Thursday, 21 de November de 2024 ISSN 1519-7670 - Ano 24 - nº 1315

‘Clima de crise’ às vésperas da Copa na TV francesa

A poucos dias da abertura da Copa do Mundo Fifa Brasil 2014, as TVs francesas entraram em polvorosa por um simples motivo: sem os direitos de transmissão, não tinham a garantia sequer de poder exibir trechos do principal evento esportivo do mundo.

A notícia saiu no L’Express e foi difundida no L’Equipe, que, após a resposta de uma das emissoras envolvidas, tirou o link com a matéria, deixando a resposta. Segundo o L’Express, o BeIN Sports codetentor dos direitos de exibição do torneio, adquiridos juntos à TF1, teria se recusado a comercializar partes das partidas. A matéria segue contando que o direito de bloqueio exercido pela empresa catariana ia de encontro às práticas de mundiais anteriores, em que as demais TVs pagaram entre 5 mil e 10 mil euros por 30s cedidos.
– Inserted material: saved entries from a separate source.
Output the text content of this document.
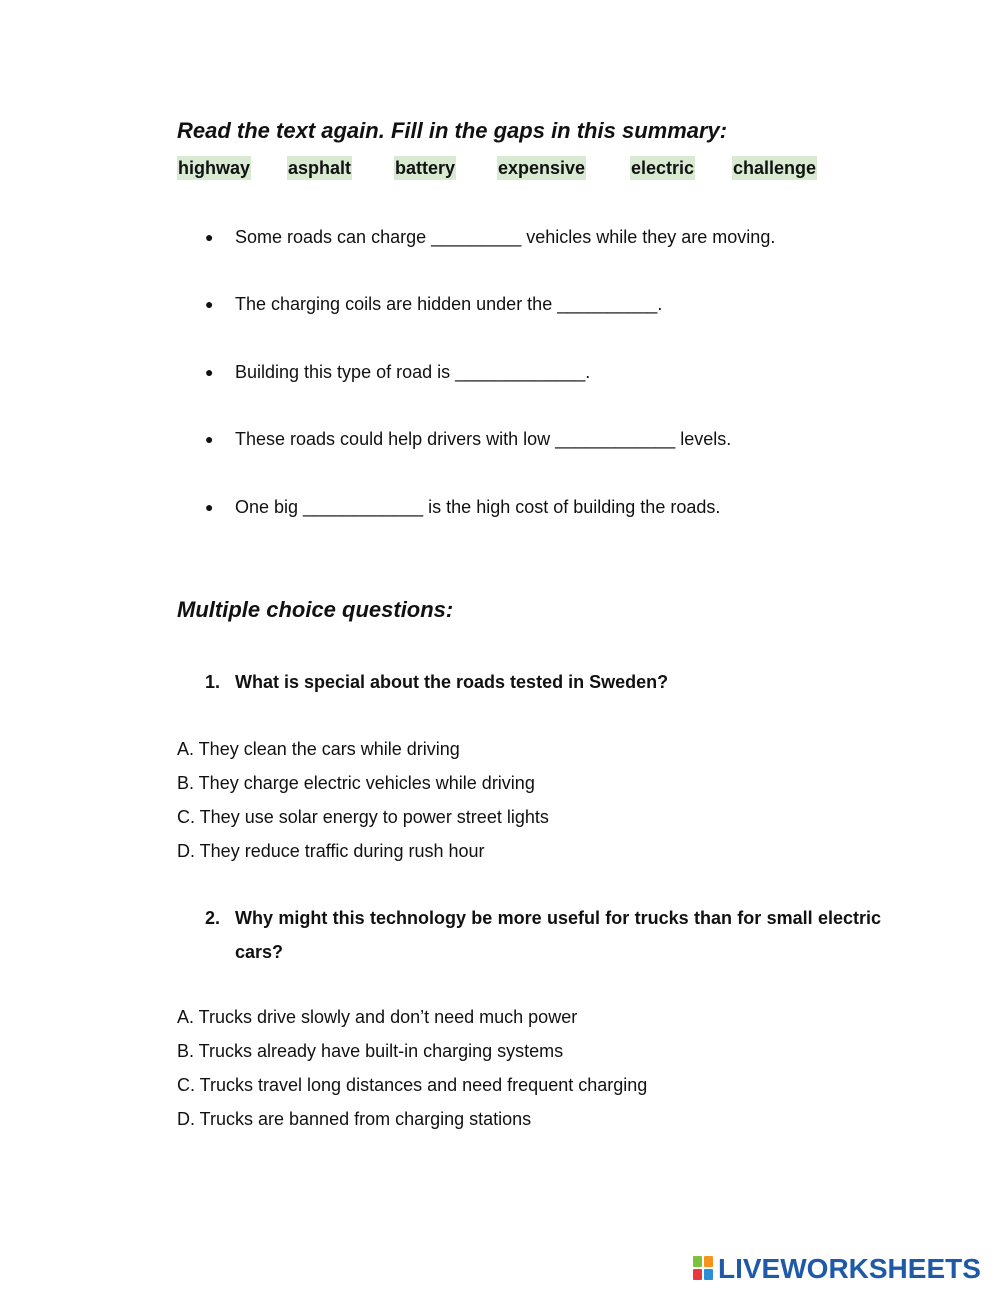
Read the text again. Fill in the gaps in this summary:
highway asphalt battery expensive	electric challenge
● Some roads can charge _________ vehicles while they are moving.
● The charging coils are hidden under the __________.
● Building this type of road is _____________.
● These roads could help drivers with low ____________ levels.
● One big ____________ is the high cost of building the roads.
Multiple choice questions:
1. What is special about the roads tested in Sweden?
A. They clean the cars while driving
B. They charge electric vehicles while driving
C. They use solar energy to power street lights
D. They reduce traffic during rush hour
2. Why might this technology be more useful for trucks than for small electric cars?
A. Trucks drive slowly and don’t need much power
B. Trucks already have built-in charging systems
C. Trucks travel long distances and need frequent charging
D. Trucks are banned from charging stations
LIVEWORKSHEETS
Em 2005, a TF1 – que em 1985 foi privatizada, sinal do fim do monopólio estatal nas comunicações por toda a Europa com a prática do neoliberalismo – adquiriu por 130 milhões de euros a Copa de 2014. Em 2010, o grupo vendeu à France Televisions e ao Canal+ alguns dos jogos do mundial ocorrido na África do Sul. Mas já na Eurocopa 2012 optou por vender ao BeIN Sports; o mesmo foi para o mundial do Brasil, podendo transmitir todos os jogos da Copa, sendo 36 partidas de maneira exclusiva. Para ver estes jogos, o francês precisa pagar 11 euros por mês.

O direito à informação

No final de maio, o deputado Jean-Luc Laurent enviou um comunicado ao secretário de Estado de Esportes francês, Thierry Braillard, devido à possível privação ao grande público de importantes partidas da Copa do Mundo, pois, como já dissemos, o BeIN Sports é de acesso condicionado a pagamento. O deputado lembrou ainda que mesmo a Eurocopa de 2016, a ser sediada pela França e com investimentos públicos, não teria a garantia de ampla visibilidade em TV aberta, já que o canal catariano detém os direitos de transmissão.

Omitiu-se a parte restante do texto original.